Les solistes eux-mêmes adoptent cette relative réserve face à ce qui pourrait vite verser dans le mauvais goût expressionniste – à l’exception peut-être de Werner Güra, très fougueux. Sandrine Piau comme Sara Mingardo sont bien plus séraphiques et Christopher Purves fait profil bas.
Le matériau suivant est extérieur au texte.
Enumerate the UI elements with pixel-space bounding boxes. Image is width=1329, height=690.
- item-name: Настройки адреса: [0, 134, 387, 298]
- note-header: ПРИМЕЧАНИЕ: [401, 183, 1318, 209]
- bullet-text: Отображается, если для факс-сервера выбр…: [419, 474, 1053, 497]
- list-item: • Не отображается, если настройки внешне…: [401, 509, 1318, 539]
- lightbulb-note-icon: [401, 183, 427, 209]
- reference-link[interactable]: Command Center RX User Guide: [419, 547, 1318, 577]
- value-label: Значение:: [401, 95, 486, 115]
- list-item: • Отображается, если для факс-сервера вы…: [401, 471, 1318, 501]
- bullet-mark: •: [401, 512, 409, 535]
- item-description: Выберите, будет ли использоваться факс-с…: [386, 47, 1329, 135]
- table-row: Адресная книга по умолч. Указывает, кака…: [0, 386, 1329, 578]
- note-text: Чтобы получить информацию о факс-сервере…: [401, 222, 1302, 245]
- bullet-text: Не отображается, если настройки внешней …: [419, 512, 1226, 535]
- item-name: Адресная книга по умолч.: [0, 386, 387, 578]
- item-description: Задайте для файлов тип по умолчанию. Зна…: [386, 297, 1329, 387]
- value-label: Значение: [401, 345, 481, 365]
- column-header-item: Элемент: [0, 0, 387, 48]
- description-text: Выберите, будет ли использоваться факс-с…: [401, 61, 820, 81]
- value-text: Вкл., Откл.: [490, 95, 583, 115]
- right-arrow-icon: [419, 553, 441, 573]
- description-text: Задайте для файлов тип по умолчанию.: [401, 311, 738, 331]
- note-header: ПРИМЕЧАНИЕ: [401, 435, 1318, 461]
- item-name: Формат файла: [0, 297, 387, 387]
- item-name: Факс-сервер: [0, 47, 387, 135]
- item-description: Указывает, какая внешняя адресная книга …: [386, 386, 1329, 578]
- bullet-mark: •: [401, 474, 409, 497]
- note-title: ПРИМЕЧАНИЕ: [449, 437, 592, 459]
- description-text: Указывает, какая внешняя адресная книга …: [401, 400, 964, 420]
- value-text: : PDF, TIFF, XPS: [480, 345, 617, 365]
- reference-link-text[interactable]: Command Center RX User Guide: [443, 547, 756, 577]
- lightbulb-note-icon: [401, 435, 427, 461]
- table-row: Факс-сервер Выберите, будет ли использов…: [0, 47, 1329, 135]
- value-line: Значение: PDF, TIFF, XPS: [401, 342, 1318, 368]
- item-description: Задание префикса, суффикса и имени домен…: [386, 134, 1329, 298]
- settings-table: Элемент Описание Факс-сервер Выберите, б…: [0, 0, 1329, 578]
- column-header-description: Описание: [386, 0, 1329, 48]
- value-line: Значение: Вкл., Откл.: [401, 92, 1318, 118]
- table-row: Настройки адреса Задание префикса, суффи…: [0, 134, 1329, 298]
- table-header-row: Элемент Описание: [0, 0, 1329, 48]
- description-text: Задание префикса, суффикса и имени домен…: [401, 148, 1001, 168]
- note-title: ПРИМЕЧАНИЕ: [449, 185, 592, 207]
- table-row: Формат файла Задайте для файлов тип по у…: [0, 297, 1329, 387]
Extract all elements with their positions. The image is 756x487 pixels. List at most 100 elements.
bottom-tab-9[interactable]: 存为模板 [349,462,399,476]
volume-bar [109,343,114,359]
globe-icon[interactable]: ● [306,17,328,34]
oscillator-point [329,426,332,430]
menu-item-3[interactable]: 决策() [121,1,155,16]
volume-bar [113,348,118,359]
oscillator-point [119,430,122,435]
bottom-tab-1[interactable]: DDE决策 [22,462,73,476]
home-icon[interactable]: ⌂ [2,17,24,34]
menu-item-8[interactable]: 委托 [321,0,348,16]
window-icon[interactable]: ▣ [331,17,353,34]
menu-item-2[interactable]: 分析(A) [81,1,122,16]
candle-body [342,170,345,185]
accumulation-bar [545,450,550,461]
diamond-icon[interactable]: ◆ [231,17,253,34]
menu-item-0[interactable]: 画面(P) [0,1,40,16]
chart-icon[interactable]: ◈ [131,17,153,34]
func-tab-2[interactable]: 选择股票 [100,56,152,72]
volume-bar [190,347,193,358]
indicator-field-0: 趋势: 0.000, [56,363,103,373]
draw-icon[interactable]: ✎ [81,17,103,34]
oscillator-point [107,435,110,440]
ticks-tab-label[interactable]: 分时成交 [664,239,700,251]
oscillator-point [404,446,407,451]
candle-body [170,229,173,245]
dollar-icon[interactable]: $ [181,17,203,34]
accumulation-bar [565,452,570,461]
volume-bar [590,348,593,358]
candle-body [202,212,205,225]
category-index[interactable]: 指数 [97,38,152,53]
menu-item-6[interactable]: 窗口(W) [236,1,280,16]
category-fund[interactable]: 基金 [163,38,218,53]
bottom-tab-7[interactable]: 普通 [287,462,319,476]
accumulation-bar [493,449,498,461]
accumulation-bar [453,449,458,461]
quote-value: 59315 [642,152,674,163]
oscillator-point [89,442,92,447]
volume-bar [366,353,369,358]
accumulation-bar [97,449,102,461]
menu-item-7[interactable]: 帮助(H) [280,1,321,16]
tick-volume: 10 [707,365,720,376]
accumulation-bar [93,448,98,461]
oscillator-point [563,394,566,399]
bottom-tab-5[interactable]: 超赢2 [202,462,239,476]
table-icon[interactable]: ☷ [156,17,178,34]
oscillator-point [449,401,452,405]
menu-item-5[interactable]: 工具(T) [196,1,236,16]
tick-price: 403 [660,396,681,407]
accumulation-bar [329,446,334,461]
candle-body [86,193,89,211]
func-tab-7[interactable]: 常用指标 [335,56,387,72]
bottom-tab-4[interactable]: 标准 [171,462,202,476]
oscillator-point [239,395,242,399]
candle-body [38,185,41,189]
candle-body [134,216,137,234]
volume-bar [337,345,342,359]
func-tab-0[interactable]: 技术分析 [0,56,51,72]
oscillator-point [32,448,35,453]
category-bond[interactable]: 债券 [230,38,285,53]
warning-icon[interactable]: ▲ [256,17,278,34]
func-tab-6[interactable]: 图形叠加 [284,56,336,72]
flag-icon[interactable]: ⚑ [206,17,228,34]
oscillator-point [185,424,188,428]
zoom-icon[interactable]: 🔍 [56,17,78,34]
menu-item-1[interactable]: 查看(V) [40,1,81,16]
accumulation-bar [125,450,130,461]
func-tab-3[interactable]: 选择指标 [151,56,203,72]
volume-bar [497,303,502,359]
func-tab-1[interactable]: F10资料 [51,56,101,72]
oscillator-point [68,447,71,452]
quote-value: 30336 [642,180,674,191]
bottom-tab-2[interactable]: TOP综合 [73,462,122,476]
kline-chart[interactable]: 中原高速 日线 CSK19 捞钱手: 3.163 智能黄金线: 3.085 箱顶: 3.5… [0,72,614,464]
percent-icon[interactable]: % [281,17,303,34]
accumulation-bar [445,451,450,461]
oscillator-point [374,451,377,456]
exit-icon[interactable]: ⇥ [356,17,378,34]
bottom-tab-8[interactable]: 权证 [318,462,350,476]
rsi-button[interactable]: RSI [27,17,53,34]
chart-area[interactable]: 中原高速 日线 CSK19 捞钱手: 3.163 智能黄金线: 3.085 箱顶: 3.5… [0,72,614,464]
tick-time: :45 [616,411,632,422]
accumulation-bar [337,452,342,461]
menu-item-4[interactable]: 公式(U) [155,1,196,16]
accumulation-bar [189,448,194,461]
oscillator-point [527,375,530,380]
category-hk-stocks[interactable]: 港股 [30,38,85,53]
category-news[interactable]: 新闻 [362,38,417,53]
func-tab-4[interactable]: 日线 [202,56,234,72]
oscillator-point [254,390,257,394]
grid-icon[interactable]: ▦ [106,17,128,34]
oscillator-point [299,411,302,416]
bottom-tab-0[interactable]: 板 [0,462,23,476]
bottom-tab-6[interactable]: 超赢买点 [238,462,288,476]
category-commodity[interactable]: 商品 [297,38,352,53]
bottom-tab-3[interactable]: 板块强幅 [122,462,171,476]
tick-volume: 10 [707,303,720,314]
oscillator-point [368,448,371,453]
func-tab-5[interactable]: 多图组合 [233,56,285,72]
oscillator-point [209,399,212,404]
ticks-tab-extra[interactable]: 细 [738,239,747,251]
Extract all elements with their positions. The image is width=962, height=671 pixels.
Une certaine interrogation naît toutefois de l’orchestre Insula, dont c’est ici le premier disque. Formation constituée par Laurence Equilbey et jouant sur instruments anciens, l’orchestre offre un son qui ne semble pas en accord absolu avec l’esthétique qui régit le chœur : un son coruscant, volontiers boisé, parfois abrupt voire grinçant, qui griffe plus d’une fois la patine extrême des voix. Est-ce volontaire ? Peut-être, mais alors on ne saisit pas toujours le sens de cet alliage dont le contraste souvent tourne au paradoxe sonore. Il se peut même que certaines velléités expressives, en divergeant, s’annulent ou du moins s’abrègent. On perd en tout cas à la fois en recueillement et en véhémence et à la fin domine le sentiment d’une lecture non pas inaboutie, mais maximaliste dans ses ambitions et imparfaite dans son exécution ; ainsi, la plénitude qui prévalait lors de l’exécution publique n’est pas sans révéler au miroir du disque de cruelles failles, et plus d’une fois notre admiratif recueillement se trouble des frustrations et du malaise qu’on éprouve devant un vague ratage.